Results: The final dataset included 51 patients after exclusions and termination of pregnancy. 27 fetal echos were available at the earlier time point and 50 echos were available at the later time point. 37 patients underwent BV repair and 7 did not require any surgery. 5 patients underwent single ventricle palliation and 2 died. There were no demographic differences between the groups. Table 2 shows the univariate analysis between groups. At 18-26 weeks, greater AV and ascending aorta z-scores were found in Group 1. At 27-36 weeks, right to left FO flow, LVL z-score, RV length to LV length ratio, TV:MV annulus ratio, and antegrade or bidirectional aortic arch flow were associated with Group 1. Multivariate analysis of the 27-36 week echo showed only right to left/bidirectional FO flow and higher MV z-score associated with Group 1 (Table 4). Predictive accuracy of echo variables for Group 2 is shown in Table 5 and cut-off values for BV circulation in those with bidirectional FO is shown in Figure 2. All fetuses with R to L FO flow obtained BV circulation. In those with bidirectional flow, a LVL z-score of > -2.4 at 27-36 weeks and/or MV annulus z-score of > -4.5 were associated with BV repair. Late follow up at a median age of 4.3 years revealed that 13 patients required re-intervention. 12 with BV repair developed at least mild mitral stenosis and 5 developed subaortic stenosis. There were no late deaths.

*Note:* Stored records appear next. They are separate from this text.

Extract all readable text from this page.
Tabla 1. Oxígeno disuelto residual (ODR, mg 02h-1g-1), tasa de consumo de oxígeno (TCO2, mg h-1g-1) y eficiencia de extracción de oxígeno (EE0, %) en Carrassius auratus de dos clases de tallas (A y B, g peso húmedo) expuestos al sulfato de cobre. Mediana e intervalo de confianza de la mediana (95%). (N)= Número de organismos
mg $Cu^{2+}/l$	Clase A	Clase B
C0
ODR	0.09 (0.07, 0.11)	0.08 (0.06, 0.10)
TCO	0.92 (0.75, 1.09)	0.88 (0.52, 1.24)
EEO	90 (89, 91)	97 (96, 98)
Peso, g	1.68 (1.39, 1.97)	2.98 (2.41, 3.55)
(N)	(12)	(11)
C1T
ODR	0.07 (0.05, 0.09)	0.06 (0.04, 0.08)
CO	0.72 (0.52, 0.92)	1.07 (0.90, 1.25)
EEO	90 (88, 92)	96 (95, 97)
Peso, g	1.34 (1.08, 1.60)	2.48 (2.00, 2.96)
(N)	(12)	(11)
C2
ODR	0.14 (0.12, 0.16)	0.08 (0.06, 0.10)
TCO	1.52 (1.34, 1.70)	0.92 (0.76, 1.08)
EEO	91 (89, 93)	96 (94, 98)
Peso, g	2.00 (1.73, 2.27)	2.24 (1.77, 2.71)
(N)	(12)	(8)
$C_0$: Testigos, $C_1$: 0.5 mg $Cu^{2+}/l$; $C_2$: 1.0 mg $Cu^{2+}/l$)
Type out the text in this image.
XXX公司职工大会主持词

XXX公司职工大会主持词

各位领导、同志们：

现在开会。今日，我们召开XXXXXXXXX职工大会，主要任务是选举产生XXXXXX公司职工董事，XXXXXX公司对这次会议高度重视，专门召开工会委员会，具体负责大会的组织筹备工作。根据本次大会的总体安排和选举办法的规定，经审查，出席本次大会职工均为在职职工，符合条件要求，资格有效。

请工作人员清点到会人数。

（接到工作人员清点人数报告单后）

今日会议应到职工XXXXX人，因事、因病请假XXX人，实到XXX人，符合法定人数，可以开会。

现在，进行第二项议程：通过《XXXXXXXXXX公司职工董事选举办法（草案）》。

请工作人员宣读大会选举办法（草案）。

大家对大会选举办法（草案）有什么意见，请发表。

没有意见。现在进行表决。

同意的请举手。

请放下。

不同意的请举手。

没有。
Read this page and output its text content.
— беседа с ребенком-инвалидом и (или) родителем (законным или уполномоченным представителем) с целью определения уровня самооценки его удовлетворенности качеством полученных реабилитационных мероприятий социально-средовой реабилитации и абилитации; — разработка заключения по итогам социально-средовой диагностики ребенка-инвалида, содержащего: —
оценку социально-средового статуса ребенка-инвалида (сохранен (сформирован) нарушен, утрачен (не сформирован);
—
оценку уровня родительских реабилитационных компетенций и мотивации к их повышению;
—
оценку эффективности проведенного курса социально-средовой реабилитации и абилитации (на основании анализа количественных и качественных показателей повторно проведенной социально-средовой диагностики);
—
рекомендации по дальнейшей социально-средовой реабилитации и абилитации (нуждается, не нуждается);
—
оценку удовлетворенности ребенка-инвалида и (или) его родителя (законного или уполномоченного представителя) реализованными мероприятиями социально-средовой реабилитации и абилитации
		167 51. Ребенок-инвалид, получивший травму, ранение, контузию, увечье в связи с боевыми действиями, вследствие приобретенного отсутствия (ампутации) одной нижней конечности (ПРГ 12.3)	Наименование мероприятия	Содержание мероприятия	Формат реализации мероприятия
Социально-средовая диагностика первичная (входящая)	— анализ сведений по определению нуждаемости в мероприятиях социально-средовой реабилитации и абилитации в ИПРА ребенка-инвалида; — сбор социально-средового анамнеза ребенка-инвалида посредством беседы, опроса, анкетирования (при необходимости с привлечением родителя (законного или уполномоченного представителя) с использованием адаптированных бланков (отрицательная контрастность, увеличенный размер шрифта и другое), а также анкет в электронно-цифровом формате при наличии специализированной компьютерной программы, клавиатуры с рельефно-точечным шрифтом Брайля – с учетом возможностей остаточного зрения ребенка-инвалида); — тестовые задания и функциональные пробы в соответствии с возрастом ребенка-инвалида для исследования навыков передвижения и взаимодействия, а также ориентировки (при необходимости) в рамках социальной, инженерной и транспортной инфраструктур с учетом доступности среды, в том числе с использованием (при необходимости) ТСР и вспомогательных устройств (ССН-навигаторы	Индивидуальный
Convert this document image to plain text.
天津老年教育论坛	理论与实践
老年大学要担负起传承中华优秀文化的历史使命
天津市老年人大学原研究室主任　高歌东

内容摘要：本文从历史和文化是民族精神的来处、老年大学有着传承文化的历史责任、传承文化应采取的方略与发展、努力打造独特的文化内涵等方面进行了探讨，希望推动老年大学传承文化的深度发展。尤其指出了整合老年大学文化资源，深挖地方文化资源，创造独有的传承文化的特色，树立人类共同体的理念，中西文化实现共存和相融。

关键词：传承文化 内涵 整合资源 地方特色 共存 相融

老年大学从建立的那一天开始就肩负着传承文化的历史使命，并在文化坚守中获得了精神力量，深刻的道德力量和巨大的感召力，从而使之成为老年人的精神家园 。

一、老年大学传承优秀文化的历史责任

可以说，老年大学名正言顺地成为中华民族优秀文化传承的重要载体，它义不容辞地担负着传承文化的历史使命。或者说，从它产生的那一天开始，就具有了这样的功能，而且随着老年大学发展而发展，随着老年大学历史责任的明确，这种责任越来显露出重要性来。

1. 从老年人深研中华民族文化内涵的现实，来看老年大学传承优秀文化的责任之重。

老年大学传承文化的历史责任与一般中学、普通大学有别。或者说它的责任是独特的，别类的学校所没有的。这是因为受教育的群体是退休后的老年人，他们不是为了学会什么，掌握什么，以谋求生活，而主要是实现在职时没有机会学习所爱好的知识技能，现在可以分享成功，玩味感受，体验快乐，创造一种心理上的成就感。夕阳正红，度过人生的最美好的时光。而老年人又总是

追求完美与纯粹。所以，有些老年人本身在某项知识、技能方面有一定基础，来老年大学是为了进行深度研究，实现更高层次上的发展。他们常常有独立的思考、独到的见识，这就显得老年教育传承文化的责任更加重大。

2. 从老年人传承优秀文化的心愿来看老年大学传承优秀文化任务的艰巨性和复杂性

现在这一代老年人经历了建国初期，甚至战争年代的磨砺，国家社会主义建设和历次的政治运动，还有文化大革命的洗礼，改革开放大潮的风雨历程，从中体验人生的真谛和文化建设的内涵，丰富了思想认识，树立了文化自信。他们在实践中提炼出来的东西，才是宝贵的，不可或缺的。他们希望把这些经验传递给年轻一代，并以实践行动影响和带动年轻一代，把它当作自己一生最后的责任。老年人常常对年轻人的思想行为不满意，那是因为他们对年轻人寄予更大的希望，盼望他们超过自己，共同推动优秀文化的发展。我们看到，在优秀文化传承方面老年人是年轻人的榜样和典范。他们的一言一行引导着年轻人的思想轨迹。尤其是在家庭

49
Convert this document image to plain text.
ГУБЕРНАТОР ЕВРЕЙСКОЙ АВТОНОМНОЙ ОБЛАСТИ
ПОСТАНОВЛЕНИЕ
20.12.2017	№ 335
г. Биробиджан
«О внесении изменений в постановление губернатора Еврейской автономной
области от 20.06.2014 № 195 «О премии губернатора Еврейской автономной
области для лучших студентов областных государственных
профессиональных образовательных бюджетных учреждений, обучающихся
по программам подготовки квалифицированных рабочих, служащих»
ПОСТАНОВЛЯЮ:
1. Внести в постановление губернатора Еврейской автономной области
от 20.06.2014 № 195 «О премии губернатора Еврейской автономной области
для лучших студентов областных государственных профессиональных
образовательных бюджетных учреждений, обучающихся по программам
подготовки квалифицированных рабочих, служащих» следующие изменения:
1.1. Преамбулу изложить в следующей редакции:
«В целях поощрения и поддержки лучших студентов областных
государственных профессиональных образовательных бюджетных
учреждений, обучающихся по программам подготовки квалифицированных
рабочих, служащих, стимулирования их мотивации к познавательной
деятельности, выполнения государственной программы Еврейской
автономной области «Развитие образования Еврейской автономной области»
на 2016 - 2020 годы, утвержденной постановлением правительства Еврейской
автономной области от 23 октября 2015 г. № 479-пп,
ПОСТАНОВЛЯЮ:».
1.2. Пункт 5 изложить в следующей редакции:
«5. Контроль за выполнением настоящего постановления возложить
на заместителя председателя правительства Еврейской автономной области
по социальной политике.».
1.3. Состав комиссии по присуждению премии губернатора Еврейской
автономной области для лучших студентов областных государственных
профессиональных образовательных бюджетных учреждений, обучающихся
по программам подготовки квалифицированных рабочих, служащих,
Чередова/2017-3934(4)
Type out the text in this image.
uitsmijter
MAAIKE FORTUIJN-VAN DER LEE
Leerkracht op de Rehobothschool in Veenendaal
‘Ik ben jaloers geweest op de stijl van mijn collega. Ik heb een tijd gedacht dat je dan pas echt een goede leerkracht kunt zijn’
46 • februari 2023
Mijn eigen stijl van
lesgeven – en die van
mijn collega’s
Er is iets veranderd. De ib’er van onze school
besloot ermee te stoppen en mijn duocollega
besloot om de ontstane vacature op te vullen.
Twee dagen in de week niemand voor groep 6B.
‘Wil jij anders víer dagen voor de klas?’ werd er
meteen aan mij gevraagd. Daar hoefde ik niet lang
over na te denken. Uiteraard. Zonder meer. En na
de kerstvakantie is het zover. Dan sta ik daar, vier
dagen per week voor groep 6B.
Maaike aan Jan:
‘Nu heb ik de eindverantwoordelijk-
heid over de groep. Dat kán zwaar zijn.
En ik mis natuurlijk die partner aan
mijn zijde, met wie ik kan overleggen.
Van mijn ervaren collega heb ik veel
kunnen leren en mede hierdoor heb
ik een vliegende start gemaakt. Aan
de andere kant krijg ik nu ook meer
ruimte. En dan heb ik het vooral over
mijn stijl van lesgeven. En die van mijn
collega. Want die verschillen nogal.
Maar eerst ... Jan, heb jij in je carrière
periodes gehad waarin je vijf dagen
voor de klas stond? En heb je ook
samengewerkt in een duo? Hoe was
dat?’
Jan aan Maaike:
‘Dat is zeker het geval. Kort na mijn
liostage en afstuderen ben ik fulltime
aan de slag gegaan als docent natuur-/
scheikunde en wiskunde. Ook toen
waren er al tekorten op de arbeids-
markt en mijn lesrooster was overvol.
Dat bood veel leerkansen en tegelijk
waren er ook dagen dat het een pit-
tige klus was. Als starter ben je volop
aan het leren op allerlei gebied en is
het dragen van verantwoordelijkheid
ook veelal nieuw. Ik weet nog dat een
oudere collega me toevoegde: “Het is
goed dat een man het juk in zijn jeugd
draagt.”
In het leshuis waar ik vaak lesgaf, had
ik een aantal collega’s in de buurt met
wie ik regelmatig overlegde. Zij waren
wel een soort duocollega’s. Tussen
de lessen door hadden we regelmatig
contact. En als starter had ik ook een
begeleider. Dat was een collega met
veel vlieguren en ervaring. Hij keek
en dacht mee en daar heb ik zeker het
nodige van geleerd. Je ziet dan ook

Discussion: In this study, fetal R to L FO flow and bidirectional flow with a larger LVL and MV annulus z-scores were associated with postnatal BV circulation. An important caveat that most fetal cardiologists know is that very small differences of measurements of fetal structures can result in significantly different z-scores. Rate of change of LVL was also predictive on univariate analysis suggesting repeat fetal scans may be helpful. The authors note that their lower MV annulus z-score cut-off than other published papers may be partially due to the z-score nomogram used. Also importantly, post-natal assessment and decision-making is also not simple. There are patients that can undergo successful BV circulation even with a low Rhodes score. Evaluation of adequacy of left heart structures while on PGE can also oftentimes be difficult. The authors discuss their strategy of observation over the course of weeks in some patients to determine status after augmented LV filling. There was also a high rate of later intervention and re-intervention suggesting need for long term surveillance. Finally, the authors discuss the theoretical benefit of hyperoxia in these fetuses, but recommend further studies to determine selection criteria as well as effect on brain development before using this more indiscriminately.